You get what you pay for
One of my watches broke.
The expensive one.
It happened at my salon of choice. After all the things that have nothing to do with cutting or styling hair (including a hand wax, which forces me to take off my watch), I accidentally dropped my watch on the floor.
The back of the case came off.
Somehow not panicking, when a stylist asked me if my watch was broken, I calmly answered, "It doesn't matter. I have a good warranty."
Later in the day, I walked to the local Movado Boutique and showed an employee my now multi-piece watch and its warranty card.
She took the watch to a room in the back where she took a few minutes to test the watch to see if it still worked and re-pressurize the case.
When this employee came out of the back room with my back-to-one-piece watch and told me that it still worked, I thanked her and was about to leave the store when I noticed a speck of dust inside the front of the case.
Movado Boutiques do not open the fronts of watch cases. I was told that if I wanted the speck of dust removed, my watch would have to be sent out to be repaired, and that it would be about a month before it would get back to me.
I like to think that my watch is on its way to Switzerland as I type this. (I don't know where Movado sends out watches for repairs, but I would like to think Switzerland, because that makes this incident feel oh-so-classy.)
Cost to me: nothing.
This is why I purchased this watch at an authorized retailer. I could have saved hundreds of dollars if I had bought it at an unauthorized retailer, but then I would not have gotten a manufacturer's warranty and I would have paid (probably a lot of) money to get it repaired.

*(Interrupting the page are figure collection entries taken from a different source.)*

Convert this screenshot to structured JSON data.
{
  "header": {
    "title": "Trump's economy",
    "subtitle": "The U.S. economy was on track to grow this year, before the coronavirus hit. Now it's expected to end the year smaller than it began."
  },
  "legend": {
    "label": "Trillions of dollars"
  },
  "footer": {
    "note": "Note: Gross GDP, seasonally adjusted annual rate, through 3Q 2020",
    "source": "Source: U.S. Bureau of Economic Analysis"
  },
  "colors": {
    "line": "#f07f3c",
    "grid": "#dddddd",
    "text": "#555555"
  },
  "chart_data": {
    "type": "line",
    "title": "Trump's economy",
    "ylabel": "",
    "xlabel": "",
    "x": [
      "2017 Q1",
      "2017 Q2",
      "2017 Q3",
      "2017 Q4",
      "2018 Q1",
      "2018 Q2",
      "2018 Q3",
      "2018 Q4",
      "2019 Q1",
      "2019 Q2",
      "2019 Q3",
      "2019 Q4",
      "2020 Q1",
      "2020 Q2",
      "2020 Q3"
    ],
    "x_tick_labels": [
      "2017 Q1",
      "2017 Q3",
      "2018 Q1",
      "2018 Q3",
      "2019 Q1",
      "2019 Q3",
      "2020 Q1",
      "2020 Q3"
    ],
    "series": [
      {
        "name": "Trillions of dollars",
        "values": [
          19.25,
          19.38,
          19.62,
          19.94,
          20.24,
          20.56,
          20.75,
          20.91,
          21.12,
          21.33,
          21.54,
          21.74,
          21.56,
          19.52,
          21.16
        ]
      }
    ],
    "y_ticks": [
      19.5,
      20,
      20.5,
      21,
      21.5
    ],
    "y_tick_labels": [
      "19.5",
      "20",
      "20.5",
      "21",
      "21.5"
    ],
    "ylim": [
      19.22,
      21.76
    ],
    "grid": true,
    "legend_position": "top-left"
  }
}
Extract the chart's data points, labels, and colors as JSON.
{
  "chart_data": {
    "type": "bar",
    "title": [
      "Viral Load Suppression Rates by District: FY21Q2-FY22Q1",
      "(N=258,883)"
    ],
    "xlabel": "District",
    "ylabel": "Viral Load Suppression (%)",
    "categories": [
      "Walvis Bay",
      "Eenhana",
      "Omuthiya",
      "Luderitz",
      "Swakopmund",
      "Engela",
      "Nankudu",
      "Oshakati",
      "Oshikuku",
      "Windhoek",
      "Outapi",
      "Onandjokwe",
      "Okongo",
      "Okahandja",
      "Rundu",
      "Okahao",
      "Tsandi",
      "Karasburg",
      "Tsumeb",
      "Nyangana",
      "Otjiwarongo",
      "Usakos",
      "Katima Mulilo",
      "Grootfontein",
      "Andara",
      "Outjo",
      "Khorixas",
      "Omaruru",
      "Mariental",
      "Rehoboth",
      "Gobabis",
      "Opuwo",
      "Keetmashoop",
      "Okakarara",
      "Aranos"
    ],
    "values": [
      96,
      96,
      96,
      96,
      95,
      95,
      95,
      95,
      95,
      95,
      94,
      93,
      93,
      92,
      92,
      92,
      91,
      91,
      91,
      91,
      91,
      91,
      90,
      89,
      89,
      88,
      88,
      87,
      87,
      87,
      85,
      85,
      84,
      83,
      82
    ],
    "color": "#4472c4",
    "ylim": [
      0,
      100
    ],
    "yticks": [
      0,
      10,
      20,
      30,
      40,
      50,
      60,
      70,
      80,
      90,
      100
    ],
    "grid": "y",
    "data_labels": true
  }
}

Or perhaps I still would have paid nothing but would be stuck with a broken watch that Movado refused to repair at any price. There is always the fear when you are buying from an unauthorized retailer that what you are getting is counterfeit; stolen or that original, expensive parts have been removed and replaced with cheap knockoffs.
I will be wearing the Nooka watch that I don't like wearing anymore a lot for the next month. I would complain about how this makes it look like I am trying to be unique by dressing just like the people who all dress the same way to be "unique," but that would be hypocritical; the Movado Classic Museum has been the definitive object for showing that you are "unique" by being the same for more than 60 years.